Syria and its Shi’ite allies Hezbollah and Iran – including its “moderate” new president, Hasan Rouhani – have long charged that “the Zionists” are in cahoots with rebels trying to overthrow Assad – even though many of those rebels are radical Sunni jihadists who loathe Israel.
As the U.S. and European allies mull a response to the chemical attack, which they say was carried out by the regime, the anti-Israel rhetoric has picked up.
Syrian Foreign Minister Walid al-Muallem told a press conference in Damascus on Tuesday that any military strike by the U.S. and its allies would be firstly in the interests of Israel, and secondly in the service of the al-Nusra Front, an al-Qaeda affiliate among the anti-Assad rebels.
Muallem said Syria had capabilities that would "surprise" the world, and warned that any military action against it would serve the interests of Israel and al-Qaida
Muallem warned that Syria had capabilities that would “surprise” the world.
He said the Syrian government has doubted from the outset the U.S. intentions with regard to convening an international conference on ending the conflict.
“We told our Russian friends, we trust you but we do not trust the U.S.A. because it does not want a political solution and the reason is clear which is that Israel does not want this solution, but rather it wants the continuation of violence and terrorism.”
Muallem also used the opportunity to deny again that the regime was behind the chemical attack, stating that “no country in the world would use chemical weapons against its own people.”
Decades of enmity
Israel and Syria have effectively been at war since Israel attained statehood 65 years ago, fighting full-blown wars in 1948, 1967 – when Israel captured the Golan Heights – and 1973 as well as a proxy conflict in Lebanon during the civil war there and in the years since.

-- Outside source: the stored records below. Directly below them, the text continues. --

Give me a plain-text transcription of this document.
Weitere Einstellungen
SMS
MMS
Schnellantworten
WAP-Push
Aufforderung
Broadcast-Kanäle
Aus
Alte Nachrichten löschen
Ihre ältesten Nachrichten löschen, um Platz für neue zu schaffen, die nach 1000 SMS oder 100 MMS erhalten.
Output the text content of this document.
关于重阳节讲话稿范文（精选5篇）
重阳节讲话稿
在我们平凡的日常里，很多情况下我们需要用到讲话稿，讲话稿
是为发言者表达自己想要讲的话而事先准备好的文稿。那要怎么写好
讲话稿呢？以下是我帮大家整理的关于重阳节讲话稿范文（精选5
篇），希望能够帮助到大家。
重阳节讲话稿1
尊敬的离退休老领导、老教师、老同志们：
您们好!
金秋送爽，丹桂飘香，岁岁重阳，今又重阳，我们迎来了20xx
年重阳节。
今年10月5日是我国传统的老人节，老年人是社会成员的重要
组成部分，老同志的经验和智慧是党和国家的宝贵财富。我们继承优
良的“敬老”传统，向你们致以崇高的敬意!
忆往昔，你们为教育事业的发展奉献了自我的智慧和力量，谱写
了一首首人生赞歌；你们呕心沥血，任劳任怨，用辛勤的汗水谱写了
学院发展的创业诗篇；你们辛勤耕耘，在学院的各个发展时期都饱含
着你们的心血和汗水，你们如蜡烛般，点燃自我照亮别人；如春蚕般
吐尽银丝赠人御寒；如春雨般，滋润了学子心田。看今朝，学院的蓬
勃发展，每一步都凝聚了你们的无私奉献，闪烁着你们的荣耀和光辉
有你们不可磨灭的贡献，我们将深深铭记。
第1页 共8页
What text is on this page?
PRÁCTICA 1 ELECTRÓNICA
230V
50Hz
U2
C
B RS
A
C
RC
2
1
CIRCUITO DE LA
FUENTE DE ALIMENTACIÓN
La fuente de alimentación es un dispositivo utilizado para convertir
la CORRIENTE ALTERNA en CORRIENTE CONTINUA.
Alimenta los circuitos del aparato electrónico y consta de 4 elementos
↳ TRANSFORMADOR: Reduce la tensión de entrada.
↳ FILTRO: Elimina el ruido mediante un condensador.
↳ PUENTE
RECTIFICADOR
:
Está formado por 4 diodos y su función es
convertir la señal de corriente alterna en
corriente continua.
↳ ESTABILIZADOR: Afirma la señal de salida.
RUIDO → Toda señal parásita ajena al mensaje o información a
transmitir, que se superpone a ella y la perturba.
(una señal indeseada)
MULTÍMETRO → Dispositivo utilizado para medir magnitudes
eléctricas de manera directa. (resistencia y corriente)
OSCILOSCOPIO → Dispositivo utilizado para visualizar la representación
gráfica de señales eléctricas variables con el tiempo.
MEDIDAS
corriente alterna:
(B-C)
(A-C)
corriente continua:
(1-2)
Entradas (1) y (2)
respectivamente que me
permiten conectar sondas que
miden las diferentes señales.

The Assad regime, both under Bashar and his father Hafez, sponsored Palestinian and Hezbollah terrorism against Israel.
Israel did not initially intervene in the Syrian civil war that erupted in March 2011, but after a mortar shell fired from Syria landed near an Israeli army post on the Golan Heights last November Israel fired warning shots in reply, reportedly the first time that had happened since the 1973 Yom Kippur War.
This year Israel launched limited airstrikes on targets inside Syria on several occasions, reportedly aimed at Hezbollah-bound weapons shipments. Although Assad threatened to retaliate each time, he did not do so.
Israel has faced the threat of missiles from Hezbollah for many years, and during a war in the summer of 2006 the Lebanese group fired thousands of rockets deep into Israeli territory.
Still, a missile attack from Syria would be the first time Israel is attacked by a sovereign state in that manner since the 1991 Gulf War, when Iraqi leader Saddam Hussein fired 39 Scud missiles at Israeli population centers even though Israel was not a party to the conflict. Saddam had threatened to use chemical weapons against Israel, but in the event the warheads were conventional.
At the behest of Washington, Israel on that occasion did not retaliate. The George H.W. Bush administration had painstakingly built a coalition of Arab and European states in response to Saddam’s occupation of Kuwait and was concerned that any Israeli action would fracture it.
Ironically, the country the U.S. was arguably most concerned about keeping in the anti-Saddam coalition in 1991, was Syria.